I grabbed the fifth Shard.

The Vision: PatalLok's Heart

The moment my fingers touched the fifth Shard, the Sentinel froze. The green fire in its eyes went out.

I wasn't in the trench anymore. I was standing in a throne room made of bone. On the throne sat a man who looked like Raghav, but his eyes were filled with the void of PatalLok. This was Bali—not the monster the legends spoke of, but the King of the Underworld.

"The fifth Shard is the Shard of Truth," Bali said, his voice a gentle hum. "Do you know why Raghav sealed me, Ray? It wasn't because I was evil. it was because I wanted to give humans the power to kill the gods of the Saffron Plane. Raghav was afraid of the freedom I offered."

Bali stood up, walking toward me. "Arjun wants the Shards to become a god. I want you to have them to end the gods. Choose your master, Heir of the Requiem."

First Person POV: The Choice

The vision faded. I was back in the silence of the abyss, the fifth Shard pulsing in my hand.

[System Notification] Soul Shard Fragment (5/12) Acquired. New Ability: Will of the Underworld (Control over Tier 5 and below necrotic entities).

The Sunken Sentinel began to crumble, its purpose fulfilled. As it disintegrated, a massive tunnel opened behind it—the true path to PatalLok.

But I wasn't looking at the tunnel. I was looking up. Through the miles of water, I could see the golden hulls of the First Fleet. They were still there, still trying to cage the world.

"Meera," I whispered through the link. "Get out of there. I'm coming up. And I'm bringing the Abyss with me."

I didn't swim. I commanded the Aether-Fluid. With a flick of my wrist, the water itself propelled me upward like a volcanic eruption.

The Surface: Third Person POV

Admiral Vane didn't have time to give the order to fire. The ocean beneath the Sovereign's Wrath didn't just explode; it rose.
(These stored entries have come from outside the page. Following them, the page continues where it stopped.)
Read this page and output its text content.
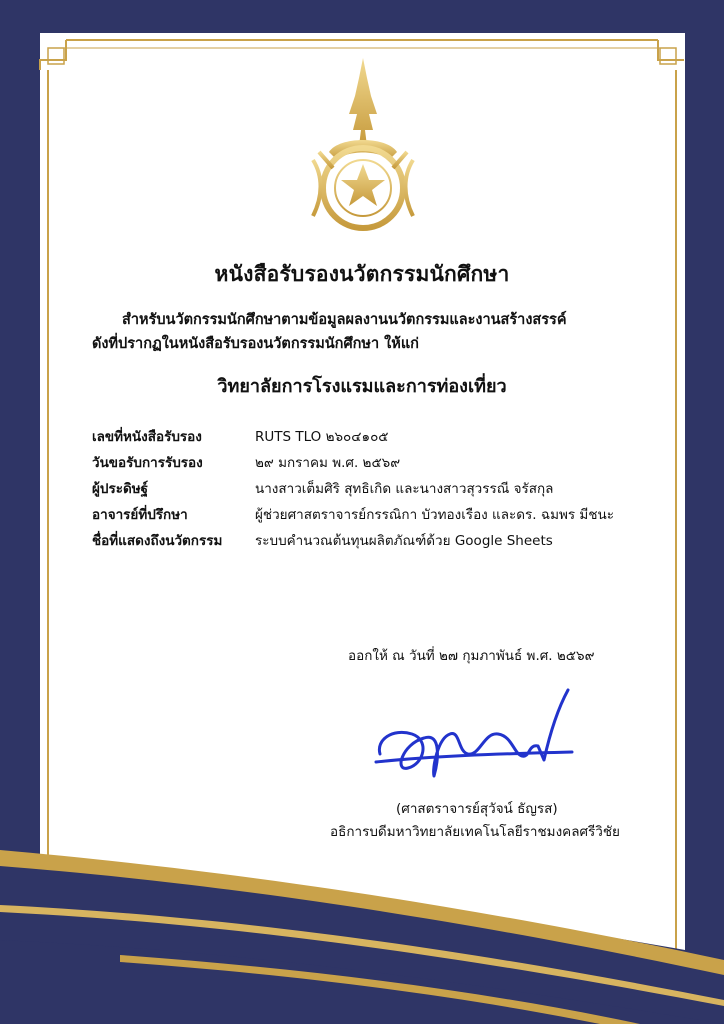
หนังสือรับรองนวัตกรรมนักศึกษา
สำหรับนวัตกรรมนักศึกษาตามข้อมูลผลงานนวัตกรรมและงานสร้างสรรค์
ดังที่ปรากฏในหนังสือรับรองนวัตกรรมนักศึกษา ให้แก่
วิทยาลัยการโรงแรมและการท่องเที่ยว
เลขที่หนังสือรับรอง	RUTS TLO ๒๖๐๔๑๐๕
วันขอรับการรับรอง	๒๙ มกราคม พ.ศ. ๒๕๖๙
ผู้ประดิษฐ์	นางสาวเต็มศิริ สุทธิเกิด และนางสาวสุวรรณี จรัสกุล
อาจารย์ที่ปรึกษา	ผู้ช่วยศาสตราจารย์กรรณิกา บัวทองเรือง และดร. ฉมพร มีชนะ
ชื่อที่แสดงถึงนวัตกรรม	ระบบคำนวณต้นทุนผลิตภัณฑ์ด้วย Google Sheets
ออกให้ ณ วันที่ ๒๗ กุมภาพันธ์ พ.ศ. ๒๕๖๙
(ศาสตราจารย์สุวัจน์ ธัญรส)
อธิการบดีมหาวิทยาลัยเทคโนโลยีราชมงคลศรีวิชัย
A hand made of black water and shadow, five hundred feet wide, reached out of the depths and gripped the flagship's hull.

From the center of the palm, a young man stepped out onto the deck. He was covered in obsidian markings, a ring of saffron fire spinning behind him.

He looked at Vane, and the Admiral's mechanical eye short-circuited.

"The Admiral is relieved of duty," Ray said.

With a single word, the entire First Fleet began to sink, not because of damage, but because the water itself refused to hold them.